妹に婚約者を奪われた私は、呪われた忌子王子様の元へ

朝食

 テーブルにはポタージュスープ、卵料理、ベーコン、野菜のラペ、果物が並ぶ。
 朝食の席で、ユリウスが本日の予定を告げる。

「今日は村の方へ見回りに行って来る」
「見回りですか」
「そうだ、よかったらティアも来る?未来の領主夫人なのだし、村を見ておくのもいいだろう」
「連れて行って頂けるのですか?」
「勿論、ティアが望むなら。それに視察をしたくて、予定より早く王都を立ったと聞いていたしね」
「そ、そうでしたわ」

 公爵家の屋敷から逃げ出したくて、この地へ来たと言えず仕舞いなのが心苦しく、視線を落とす。
 しかしティアリーゼがこのミルディンという地に、関心があるのは本心である。

 朝食を食べ終えてから一旦私室に戻ると、村に行くための装いに着替え、外套を羽織る。
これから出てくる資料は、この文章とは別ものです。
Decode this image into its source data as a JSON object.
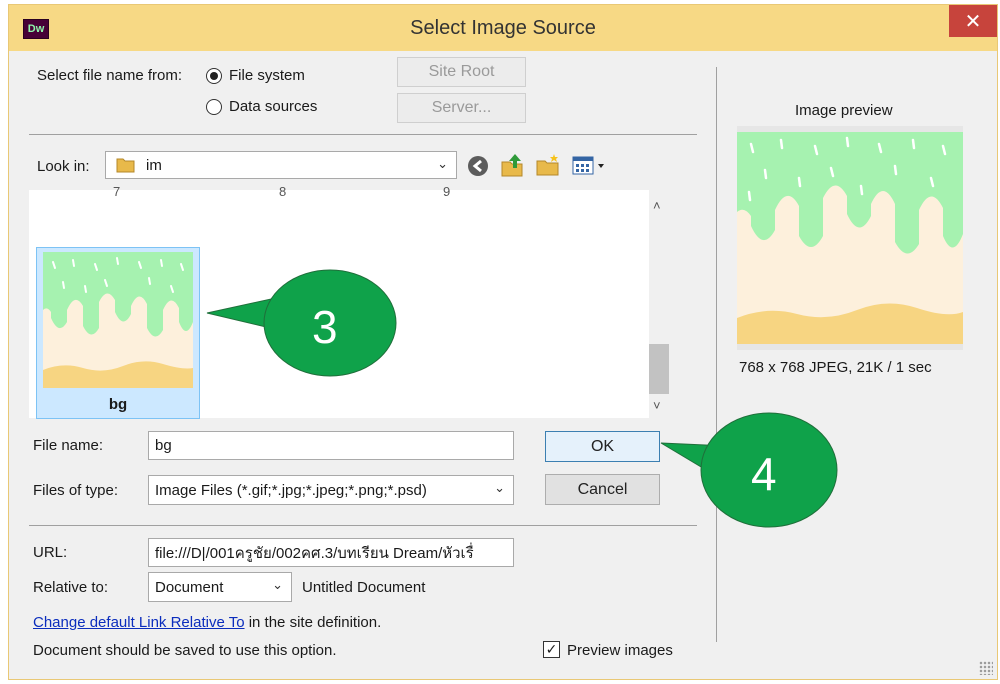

(こんなにもすぐに、見回りに連れて行って下さるなんて思わなかったわ……)

 私室を出てすぐのところで、既に準備を終えていたユリウスがティアリーゼを待っていてくれていた。

「お待たせ致しました」
「では、行こうか」
「はい」

 厩舎へ向かう途中、ティアリーゼは前日からの疑問をユリウスに問うてみた。

「そういえば、使用人だと絶対領域とおっしゃっていましたが、そのような装いの者は見当たりませんが……」
「別に使用人全員に強要する訳ではない。特に年配の使用人に冷えは大敵だからな。僕はそこまで鬼畜ではないぞ」

(エマもターニャも年配ではないのだけれど?)

 ユリウスの返答に疑問を抱いたが、ターニャはティアリーゼが公爵家から連れて来たばかり。ターニャは兎も角として、元々この城で働くエマも二十歳前後の若い使用人である。

「エマは年配ではありませんよね?」
「僕にだって好みがある」
「え?」
「女性ならば誰でもいい程、節操なしではないということだ」

 エマはティアリーゼの目から見て、若いだけでなく確実に美人だと言い切れる。そして大抵の男性から、魅力的に写っていることだろう。

 そうなると、導き出される答えはただ一つだ。

「ユリウス様は、変わったご趣味なんですね」
「……」

 全く悪びれず、天使のような笑顔を向けるティアリーゼにユリウスは表情を硬直させる。
 そんな彼を見て、他の使用人が強要されていないと知りティアリーゼは胸を撫で下ろす。
 自分に絶対領域を強いてきたのは解せないが……。